Realitanya, sangat mungkin jika jejaring mereka berada pada level yang sama
atau mirip dengan si milenial tersebut. Namun, yang ada di benak si milenial
itu adalah selalu merasa tertinggal sehingga ia akan terdorong untuk memperoleh
achievement setinggi-tingginya
termasuk di dalam karir.
Lantas
nilai-nilai apa yang menguat yang bisa dijadikan role model dalam bisnis startup?

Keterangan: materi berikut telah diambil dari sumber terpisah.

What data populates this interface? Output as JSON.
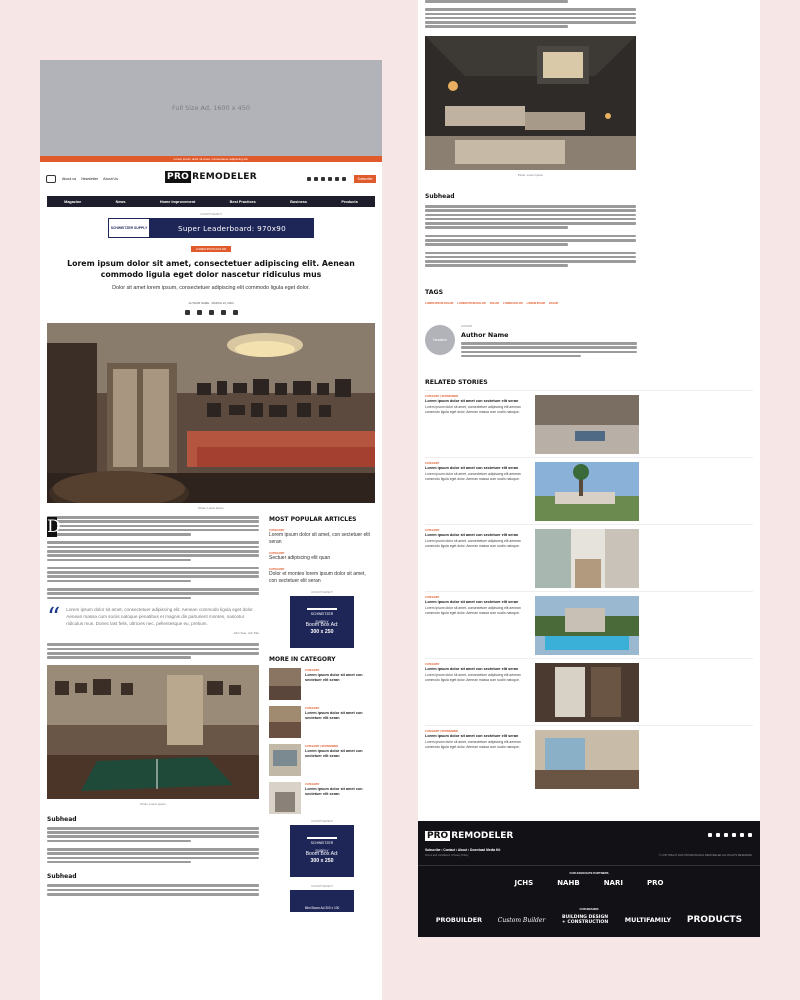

Berikut di antaranya seperti yang dilansir dari laman Gramedia:
1. Membentuk tim yang solid dan
konsisten
Membentuk tim
yang solid serta konsisten. Tanpa adanya sebuah tim yang solid pada sebuah
bisnis startup maka perkembangan tidak akan terjadi yang dapat menimbulkan
terjadinya kegagalan.
Dalam membentuk
tim yang solid dan konsisten, kamu harus memiliki visi serta tujuan yang sama
atau sejalan dengan tim yang ada. Kamu juga bisa menetapkan komitmen kepada
setiap anggotanya, dimana jika ingin mengembangkan usaha yang ada harus
konsisten. Dengan memiliki tim yang solid, sebuah brand yang akan dibentuk juga
akan ikut terpengaruh berdasarkan citra atau pandangan baik dari pemberi dana
atau investor.
2. Terus bertanya, jangan berpuas
diri
Tidak malu untuk
terus bertanya dan mau berkembang terus serta tidak mudah puas akan diri
sendiri. Dalam sebuah bisnis startup
yang membedakannya dengan usaha lain adalah bagaimana seseorang dituntut untuk
terus berpikir kritis serta inovatif sehingga dapat menemukan pasar baru yang
tepat untuk melakukan usaha.
Kamu juga tidak
boleh cepat untuk merasa puas akan hasil yang didapatkan. Dari hasil yang
didapatkan tersebut, gunakanlah untuk menganalisis apa yang dapat dikembangkan
dan mencari cela yang dapat diperbaiki untuk memenuhi kebutuhan pasar yang ada.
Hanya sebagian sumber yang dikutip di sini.